Additional H-2B Seasonal Visas Coming To A Business Near You. This week, the Department of Homeland Security (“DHS”) announced a supplemental increase of 22,000 visas for the H-2B Temporary Non-Agricultural Worker program. DHS cited the increasingly opening economy as justification for the move. Employers seeking to hire H-2B workers will have to certify in their petitions that there are not enough US workers who are “able, willing, qualified and available” to do the temporary work they are seeking. Regardless, the increase in temporary work visas is hopefully a sign that we are at the tail end of the economic rut caused by the pandemic.
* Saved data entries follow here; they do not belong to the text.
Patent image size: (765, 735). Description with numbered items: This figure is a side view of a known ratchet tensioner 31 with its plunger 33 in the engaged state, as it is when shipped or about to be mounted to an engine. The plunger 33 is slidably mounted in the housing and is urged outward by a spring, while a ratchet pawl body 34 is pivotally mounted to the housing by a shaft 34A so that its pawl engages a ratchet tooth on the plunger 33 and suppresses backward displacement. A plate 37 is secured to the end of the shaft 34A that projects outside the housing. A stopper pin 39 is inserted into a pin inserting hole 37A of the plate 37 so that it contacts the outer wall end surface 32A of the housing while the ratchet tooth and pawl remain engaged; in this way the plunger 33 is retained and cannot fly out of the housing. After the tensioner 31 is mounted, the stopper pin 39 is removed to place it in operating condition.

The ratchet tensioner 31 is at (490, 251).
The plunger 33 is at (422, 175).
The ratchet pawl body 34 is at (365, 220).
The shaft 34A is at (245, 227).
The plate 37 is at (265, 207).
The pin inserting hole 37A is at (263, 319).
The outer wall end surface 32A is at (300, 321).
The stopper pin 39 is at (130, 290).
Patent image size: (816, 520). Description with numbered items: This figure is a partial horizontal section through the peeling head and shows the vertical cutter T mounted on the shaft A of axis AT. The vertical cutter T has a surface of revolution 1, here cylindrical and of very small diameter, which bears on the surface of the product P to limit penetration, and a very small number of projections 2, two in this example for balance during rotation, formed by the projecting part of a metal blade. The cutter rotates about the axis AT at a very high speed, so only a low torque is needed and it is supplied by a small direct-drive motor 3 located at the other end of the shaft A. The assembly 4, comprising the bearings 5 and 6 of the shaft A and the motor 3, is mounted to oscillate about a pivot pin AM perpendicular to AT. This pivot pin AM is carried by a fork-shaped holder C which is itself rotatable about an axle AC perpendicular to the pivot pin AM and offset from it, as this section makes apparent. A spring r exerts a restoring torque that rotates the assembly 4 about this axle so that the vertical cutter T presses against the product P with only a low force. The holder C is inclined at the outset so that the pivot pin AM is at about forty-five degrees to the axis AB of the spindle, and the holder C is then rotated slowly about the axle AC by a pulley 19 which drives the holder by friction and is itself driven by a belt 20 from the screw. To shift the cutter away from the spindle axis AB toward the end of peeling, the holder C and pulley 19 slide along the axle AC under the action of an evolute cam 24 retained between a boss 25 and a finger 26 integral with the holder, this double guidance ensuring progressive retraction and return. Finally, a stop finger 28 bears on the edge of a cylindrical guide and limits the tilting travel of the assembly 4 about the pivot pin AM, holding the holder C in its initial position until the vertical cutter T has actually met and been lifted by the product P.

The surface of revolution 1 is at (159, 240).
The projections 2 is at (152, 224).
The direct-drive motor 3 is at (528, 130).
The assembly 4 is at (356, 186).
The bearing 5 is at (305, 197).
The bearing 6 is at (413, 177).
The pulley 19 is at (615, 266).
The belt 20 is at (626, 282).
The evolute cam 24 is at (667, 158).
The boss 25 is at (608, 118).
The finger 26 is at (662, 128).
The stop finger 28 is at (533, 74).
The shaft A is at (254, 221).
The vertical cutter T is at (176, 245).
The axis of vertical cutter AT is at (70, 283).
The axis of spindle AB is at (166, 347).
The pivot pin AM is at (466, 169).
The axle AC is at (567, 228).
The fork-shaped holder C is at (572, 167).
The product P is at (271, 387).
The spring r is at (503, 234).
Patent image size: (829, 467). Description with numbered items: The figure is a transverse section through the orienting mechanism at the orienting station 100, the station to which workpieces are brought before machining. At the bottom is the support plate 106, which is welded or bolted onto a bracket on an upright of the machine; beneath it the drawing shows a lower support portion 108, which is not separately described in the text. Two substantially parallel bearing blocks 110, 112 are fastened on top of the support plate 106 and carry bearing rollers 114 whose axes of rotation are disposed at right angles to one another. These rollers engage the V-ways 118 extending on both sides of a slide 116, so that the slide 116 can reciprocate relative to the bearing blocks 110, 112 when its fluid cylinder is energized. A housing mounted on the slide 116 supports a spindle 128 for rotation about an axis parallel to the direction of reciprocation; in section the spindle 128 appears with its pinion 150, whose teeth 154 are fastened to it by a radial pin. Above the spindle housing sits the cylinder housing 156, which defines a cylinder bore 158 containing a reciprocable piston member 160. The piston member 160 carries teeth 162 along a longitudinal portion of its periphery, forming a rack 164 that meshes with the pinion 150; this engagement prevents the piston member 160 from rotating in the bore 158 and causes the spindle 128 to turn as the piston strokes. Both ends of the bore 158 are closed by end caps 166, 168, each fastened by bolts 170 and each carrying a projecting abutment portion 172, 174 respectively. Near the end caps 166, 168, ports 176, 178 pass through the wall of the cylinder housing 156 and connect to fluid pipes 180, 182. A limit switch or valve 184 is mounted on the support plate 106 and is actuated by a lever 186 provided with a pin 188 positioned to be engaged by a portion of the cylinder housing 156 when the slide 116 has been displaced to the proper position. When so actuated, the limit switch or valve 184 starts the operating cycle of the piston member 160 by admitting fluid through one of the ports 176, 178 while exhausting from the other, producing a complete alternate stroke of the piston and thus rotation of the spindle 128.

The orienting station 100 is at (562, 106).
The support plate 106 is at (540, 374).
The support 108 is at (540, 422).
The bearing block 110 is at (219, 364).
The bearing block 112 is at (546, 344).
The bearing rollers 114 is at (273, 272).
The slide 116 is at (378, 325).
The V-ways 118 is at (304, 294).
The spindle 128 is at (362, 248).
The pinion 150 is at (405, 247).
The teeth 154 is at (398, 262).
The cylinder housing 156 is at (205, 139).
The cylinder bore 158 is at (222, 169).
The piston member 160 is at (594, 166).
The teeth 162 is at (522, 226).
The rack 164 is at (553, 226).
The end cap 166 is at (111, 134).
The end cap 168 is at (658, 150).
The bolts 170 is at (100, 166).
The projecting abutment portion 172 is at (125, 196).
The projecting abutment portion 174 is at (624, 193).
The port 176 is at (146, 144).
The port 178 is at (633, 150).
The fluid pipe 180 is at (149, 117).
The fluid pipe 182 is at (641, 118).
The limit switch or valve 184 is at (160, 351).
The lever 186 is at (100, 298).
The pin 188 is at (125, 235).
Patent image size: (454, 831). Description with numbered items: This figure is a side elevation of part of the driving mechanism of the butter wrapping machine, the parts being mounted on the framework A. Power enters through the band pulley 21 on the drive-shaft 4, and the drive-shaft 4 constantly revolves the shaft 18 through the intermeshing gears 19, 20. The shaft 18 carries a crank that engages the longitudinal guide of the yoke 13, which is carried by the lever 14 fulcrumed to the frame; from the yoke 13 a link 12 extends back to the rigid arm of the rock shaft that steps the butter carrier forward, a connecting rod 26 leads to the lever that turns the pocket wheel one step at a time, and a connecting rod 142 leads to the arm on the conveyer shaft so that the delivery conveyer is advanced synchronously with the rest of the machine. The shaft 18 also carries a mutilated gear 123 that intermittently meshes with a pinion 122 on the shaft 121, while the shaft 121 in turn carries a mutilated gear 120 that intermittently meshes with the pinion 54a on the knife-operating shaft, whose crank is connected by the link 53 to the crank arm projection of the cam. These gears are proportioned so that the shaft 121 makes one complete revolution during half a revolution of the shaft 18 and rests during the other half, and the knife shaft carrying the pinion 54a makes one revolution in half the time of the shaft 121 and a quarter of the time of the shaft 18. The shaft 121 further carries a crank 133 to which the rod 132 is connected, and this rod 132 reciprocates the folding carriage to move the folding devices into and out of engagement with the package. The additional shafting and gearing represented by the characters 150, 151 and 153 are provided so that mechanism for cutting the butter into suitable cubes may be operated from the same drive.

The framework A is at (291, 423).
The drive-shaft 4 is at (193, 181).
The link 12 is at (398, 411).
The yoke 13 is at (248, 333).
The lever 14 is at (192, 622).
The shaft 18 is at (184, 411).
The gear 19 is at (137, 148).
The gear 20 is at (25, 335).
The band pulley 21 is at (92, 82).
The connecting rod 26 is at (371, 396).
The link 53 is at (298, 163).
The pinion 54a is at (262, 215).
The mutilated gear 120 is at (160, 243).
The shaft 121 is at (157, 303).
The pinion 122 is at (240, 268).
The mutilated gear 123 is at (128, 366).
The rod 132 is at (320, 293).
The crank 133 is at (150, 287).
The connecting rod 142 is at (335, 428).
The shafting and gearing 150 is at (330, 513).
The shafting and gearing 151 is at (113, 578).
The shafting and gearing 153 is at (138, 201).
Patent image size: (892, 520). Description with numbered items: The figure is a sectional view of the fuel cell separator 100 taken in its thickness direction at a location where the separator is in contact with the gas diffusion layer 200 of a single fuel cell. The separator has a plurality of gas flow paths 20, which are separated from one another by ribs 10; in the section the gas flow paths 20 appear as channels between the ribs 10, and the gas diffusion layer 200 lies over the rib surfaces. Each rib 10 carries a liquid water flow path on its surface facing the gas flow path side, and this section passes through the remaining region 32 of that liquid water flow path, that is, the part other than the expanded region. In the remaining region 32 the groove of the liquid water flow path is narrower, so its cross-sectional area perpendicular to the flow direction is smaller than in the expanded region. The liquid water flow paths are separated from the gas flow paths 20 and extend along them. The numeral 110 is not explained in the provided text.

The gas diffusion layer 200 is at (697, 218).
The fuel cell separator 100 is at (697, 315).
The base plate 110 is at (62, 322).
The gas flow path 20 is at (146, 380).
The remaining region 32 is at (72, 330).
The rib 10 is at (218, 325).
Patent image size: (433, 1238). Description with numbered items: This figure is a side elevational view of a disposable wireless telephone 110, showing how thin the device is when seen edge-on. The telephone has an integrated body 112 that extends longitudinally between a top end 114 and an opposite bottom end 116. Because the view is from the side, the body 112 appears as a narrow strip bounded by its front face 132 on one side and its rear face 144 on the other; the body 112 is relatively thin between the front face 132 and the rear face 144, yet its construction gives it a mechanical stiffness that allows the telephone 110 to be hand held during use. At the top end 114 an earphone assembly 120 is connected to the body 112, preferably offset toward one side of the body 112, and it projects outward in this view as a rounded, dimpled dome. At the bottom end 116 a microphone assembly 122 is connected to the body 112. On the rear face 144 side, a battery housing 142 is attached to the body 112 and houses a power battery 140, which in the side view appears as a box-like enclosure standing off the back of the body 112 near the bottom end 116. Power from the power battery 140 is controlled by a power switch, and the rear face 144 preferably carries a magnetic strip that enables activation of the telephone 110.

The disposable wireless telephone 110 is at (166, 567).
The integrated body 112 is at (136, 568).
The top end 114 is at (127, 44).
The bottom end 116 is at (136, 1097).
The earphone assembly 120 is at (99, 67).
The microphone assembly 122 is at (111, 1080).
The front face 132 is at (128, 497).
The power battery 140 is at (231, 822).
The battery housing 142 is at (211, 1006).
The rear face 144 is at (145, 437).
Democratic Lawmakers Push For Withdrawal Of Trump Administration Rules On Independent Contractors And Joint Employment. President Biden's Department of Labor, helmed by Secretary Marty Walsh, is seeking to rescind both rules. More than 75 House Democrats sent two letters to Labor Secretary Marty Walsh Tuesday celebrating his proposal to rescind those rules, writing that the independent contractor rule “creates a competitive disadvantage for law-abiding businesses that properly classify their workers as employees,” and “could also impose a significant financial burden for federal, state, and local governments due to billions in lost tax revenues.” On the joint employer rule, they wrote that it “ma[de] it harder for businesses to be held liable as a ‘joint employer’ when their franchisees or contractors violate” labor laws, itself a reversal from Obama-era policy. As we have previously reported, the Trump Administration's independent contractor rule's effective date has been delayed until May 7, 2021. And as we reported, the joint employer rule went into effect on March 16, 2020, but that was largely invalidated by federal court litigation, which is now before the Second Circuit. Rescission of the rules would moot the litigation and obviate the need for public comment or further delay of the effective date.